I saw this post over at digg.com today. Its about little plates, rails, and concrete blocks they are putting on benches and other raised structures. In particular, the Embarcadero in San Francisco, which was an AWESOME skate spot...featured in many skateboard highlight movies, including two movies that played a pretty important role in my high-school/college days; Hokus Pokus, and Shackle Me Not (both H-street vids).
It reminded me of my friend Dave's website, where he has a regular theme called "the anti-sit".
These things are all over denver too, There aren't any "anti-sits" that I've seen, but there are plenty of "anti-skates".
Anyhow, the blogger speaks to a larger issue here. I'm certainly not the one to be able to discuss it well, Dave would be better suited, but the question is this: These things look like shit. Personally I think they look worse than long waxed and scraped up benches that skateboarders make (of course, I'm also an aging skatebaorder). But, Is this how urban planning will continue? rather than designing your city to incorporate public elements to be naturally unsuited for skateboarding or other activities like it, most cities put up these defensive elements that look like total shit.
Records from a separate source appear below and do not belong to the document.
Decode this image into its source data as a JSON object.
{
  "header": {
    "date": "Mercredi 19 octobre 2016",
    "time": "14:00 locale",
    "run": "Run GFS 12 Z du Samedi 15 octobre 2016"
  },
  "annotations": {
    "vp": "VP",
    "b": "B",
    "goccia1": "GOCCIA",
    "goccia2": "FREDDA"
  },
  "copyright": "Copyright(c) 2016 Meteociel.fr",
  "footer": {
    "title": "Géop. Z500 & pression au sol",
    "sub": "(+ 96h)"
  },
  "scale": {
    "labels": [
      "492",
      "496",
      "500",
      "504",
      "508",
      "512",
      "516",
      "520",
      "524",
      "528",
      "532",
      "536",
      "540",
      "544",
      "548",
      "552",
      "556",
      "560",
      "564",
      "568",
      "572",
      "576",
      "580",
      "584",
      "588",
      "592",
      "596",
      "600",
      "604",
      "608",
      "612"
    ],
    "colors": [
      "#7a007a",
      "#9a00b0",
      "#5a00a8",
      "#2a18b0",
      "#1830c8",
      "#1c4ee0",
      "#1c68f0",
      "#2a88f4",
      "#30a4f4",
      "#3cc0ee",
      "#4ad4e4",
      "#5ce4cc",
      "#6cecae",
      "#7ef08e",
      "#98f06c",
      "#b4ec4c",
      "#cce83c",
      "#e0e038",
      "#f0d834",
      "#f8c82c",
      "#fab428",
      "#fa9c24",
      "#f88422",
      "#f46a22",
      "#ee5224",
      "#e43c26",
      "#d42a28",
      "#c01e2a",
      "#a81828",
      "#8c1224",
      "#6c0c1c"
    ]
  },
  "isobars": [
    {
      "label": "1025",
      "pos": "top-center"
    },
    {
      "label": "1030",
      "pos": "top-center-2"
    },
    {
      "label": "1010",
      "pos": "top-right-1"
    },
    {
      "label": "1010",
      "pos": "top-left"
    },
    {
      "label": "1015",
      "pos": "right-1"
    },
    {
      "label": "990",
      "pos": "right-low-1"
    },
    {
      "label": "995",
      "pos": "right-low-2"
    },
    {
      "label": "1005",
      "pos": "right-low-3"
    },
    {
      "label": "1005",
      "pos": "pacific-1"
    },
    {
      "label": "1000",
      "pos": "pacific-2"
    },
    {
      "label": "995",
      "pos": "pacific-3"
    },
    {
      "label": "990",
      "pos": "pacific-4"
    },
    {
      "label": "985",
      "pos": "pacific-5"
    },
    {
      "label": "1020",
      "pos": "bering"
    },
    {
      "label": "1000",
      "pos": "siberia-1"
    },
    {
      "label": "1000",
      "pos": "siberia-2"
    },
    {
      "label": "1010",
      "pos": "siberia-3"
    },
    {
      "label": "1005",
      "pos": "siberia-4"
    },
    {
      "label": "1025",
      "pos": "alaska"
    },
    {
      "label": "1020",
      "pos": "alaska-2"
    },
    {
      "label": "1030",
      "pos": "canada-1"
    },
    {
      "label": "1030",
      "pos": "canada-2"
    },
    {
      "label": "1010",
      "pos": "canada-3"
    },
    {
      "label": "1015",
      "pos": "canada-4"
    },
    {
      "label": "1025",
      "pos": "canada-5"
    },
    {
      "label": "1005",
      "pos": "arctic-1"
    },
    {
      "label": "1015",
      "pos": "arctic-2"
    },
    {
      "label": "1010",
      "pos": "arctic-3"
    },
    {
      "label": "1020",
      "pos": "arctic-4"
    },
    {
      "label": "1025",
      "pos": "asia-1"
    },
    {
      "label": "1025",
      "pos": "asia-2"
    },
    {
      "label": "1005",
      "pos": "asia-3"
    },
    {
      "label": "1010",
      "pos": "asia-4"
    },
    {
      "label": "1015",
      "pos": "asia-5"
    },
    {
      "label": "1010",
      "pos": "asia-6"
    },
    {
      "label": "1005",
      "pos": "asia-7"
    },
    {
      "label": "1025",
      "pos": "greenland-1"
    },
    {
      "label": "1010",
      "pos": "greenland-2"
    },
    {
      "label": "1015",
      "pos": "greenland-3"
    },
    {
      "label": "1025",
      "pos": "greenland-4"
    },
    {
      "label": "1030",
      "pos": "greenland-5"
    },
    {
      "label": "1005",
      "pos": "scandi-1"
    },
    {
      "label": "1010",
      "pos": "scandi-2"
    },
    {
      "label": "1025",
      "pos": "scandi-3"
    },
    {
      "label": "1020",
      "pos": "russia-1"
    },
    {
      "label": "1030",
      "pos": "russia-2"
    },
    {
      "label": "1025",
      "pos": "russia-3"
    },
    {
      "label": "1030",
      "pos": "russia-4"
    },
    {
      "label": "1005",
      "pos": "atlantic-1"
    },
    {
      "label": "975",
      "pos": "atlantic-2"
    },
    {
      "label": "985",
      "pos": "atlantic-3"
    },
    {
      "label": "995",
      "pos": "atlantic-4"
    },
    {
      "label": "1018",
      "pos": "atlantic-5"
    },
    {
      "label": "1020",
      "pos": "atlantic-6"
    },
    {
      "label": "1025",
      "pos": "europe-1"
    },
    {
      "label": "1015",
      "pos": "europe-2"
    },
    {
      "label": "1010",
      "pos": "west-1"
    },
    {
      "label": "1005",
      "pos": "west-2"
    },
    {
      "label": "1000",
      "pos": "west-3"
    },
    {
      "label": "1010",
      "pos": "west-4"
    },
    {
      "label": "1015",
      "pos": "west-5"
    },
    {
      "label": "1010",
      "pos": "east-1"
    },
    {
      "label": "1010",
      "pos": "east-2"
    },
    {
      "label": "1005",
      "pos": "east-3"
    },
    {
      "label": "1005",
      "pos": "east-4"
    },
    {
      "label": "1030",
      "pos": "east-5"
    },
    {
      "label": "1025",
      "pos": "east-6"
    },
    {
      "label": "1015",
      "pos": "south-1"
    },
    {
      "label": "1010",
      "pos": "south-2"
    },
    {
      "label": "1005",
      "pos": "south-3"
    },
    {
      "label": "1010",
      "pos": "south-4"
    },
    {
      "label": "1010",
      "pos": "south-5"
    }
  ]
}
and its not just brackets on benches, in most of the downtown parks in denver, they've replaced the polished concrete of the parks with cinder gravels to inhibit skateboard wheels from rolling down into the parks to begin with.
It'd be really cool to see new elements and city designs rather than anti-skates and anti-sits.
of course the converse question is will skateboarders and their ilk just find away to change their styles to conform to what city designers put into use?